# Florida Yacht Charters?



## gjhinc (Dec 26, 2002)

This message is kinda a continuation of my previous message "Am I Crazy?"
Answer to that question was YES.

So, I''m putting the boat (2000 Beneteau 411) into charter with a REAL charter agent. Number one on my list is Florida Yacht Charters. Specifically in their Abaco, Bahamas facility. There are a couple of other Miami/Bahamas charter agents I''m considering... But, FYC has a little edge. VERY little.

Long and the short of it. I''m putting the boat into charter in Miami or the Bahamas. Any thoughts about FYC or any other charter agents you all feel are decent?
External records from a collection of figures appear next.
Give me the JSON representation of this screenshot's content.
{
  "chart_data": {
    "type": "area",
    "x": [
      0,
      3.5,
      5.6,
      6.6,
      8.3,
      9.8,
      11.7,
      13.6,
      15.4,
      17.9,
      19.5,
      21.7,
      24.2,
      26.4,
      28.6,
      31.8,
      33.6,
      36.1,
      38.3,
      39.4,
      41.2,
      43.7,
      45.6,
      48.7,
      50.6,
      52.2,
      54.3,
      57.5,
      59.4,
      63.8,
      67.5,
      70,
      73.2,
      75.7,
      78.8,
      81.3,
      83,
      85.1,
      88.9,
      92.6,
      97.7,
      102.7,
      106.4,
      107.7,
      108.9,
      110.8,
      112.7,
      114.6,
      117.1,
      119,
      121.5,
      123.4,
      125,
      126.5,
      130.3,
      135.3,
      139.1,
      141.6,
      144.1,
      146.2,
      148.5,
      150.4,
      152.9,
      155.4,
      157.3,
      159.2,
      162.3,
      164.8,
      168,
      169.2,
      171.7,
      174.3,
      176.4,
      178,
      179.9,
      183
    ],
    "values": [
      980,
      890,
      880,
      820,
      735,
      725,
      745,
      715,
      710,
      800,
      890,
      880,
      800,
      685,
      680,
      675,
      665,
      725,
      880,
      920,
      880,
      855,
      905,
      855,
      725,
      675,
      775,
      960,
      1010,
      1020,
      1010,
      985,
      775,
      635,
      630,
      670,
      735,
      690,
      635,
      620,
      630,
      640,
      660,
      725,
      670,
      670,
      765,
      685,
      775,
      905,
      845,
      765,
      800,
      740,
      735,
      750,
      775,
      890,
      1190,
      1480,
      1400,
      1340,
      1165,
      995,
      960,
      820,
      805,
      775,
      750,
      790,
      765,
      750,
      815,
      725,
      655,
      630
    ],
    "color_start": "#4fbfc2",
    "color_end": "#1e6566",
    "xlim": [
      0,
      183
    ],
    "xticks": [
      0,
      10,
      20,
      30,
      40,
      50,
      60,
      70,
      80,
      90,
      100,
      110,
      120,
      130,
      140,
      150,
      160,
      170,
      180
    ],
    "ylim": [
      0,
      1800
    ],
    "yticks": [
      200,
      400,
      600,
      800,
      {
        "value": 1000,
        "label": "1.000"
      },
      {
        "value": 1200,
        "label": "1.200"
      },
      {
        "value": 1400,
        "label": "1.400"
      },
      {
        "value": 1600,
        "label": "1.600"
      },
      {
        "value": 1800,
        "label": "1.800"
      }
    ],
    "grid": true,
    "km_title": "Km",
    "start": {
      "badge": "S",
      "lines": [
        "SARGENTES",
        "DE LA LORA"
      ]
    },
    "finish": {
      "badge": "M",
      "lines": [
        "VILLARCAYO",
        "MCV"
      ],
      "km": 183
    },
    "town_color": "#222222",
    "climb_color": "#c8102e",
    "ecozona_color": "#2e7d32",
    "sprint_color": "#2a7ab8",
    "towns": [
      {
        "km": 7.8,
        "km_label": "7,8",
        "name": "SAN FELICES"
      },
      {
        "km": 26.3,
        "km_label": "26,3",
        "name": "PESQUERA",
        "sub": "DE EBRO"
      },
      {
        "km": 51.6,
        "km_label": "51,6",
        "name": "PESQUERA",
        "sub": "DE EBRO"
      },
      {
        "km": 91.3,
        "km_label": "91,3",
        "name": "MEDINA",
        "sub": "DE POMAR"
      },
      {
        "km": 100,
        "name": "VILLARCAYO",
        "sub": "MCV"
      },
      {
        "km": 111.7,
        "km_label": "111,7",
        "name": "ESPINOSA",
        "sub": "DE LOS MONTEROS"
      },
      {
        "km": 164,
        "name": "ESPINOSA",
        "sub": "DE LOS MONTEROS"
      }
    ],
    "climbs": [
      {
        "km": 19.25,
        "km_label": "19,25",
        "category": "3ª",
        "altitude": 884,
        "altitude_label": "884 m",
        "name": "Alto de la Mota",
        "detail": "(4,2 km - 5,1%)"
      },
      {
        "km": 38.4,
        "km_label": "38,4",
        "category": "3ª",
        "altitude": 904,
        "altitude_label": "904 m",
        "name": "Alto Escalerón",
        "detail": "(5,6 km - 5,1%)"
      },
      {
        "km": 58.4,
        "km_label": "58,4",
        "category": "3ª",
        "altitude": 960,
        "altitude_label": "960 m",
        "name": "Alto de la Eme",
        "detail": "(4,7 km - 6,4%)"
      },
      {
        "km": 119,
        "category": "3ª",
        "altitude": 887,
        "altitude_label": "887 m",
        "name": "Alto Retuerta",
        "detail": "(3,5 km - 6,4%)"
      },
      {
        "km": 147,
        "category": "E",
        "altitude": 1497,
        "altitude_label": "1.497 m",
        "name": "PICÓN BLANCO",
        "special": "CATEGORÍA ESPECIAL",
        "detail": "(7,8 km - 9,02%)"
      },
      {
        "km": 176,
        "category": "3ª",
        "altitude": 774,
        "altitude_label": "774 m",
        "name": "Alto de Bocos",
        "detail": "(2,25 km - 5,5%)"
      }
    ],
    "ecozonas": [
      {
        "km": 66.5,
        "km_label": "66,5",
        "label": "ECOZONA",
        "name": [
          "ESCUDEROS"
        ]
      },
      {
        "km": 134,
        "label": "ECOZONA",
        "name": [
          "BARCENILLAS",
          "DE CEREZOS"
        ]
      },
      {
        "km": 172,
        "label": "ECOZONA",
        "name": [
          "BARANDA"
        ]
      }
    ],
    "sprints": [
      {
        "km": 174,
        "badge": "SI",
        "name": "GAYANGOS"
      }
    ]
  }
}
Thanks in advance for any advice.
gary...


----------



## coughlin (Jun 11, 2002)

HI,

FYC is a reputable company and does very well. Other very large comapnies have based themselves in Miami and pulled out. of I fell they are a good choice due to stability and consistancy. Good luck


----------



## coughlin (Jun 11, 2002)

HI,

FYC is a reputable company and does very well. Other very large comapnies have based themselves in Miami and pulled out. I feel they are a good choice due to stability and consistancy. Good luck


----------



## bigdaddio (Sep 16, 2002)

Why did the large operators pull out?


----------



## bigdaddio (Sep 16, 2002)

gjhinc,
by the way, we put our Beneteau 393 in Charter on the West Coast and it has work out very well so far.
bigdaddio


----------



## coughlin (Jun 11, 2002)

I believe mostly the cruising area is a bit difficult as far as getting into areas of the Keys with the draft of the larger boats. Also getting to Key West or the Keys from Miami is not a one or two day trip for charter guests. Your average charter guest only wants to sail 3-4 hours max a day before wanting to go ashore or anchor. It is limited that way and all depends on how the company markets the cruising area. I enjoyed sailing the Miami area but my expectations were not high and I did not expect to get to Key West and back in 7 days which most people expected. I think that FYC does well because they have a base in Key West and you can do one ways. They have set them self up properly and realistcally.


----------



## coughlin (Jun 11, 2002)

I am glad to hear you are doing well on the West coast it is a great area to sail and neat little places to venture off to.


----------



## bigdaddio (Sep 16, 2002)

Thanks for the response, makes a lot of sense (kind of, duh, look at the map). I used to live in the Midwest and would travel down to Miami and the Keys often, but usually did small boat sailing. I was interested in the response because we have considered moving to South Florida and just started thinking about what what options would be avaible for our Beneteau. The west coast is interesting (San Francisco Bay area), but nothing like the warm, Carribean waters. We still fly that way and charter (BVI,etc.) (Maybe we should hook up with gjhinc for an exchange!)


----------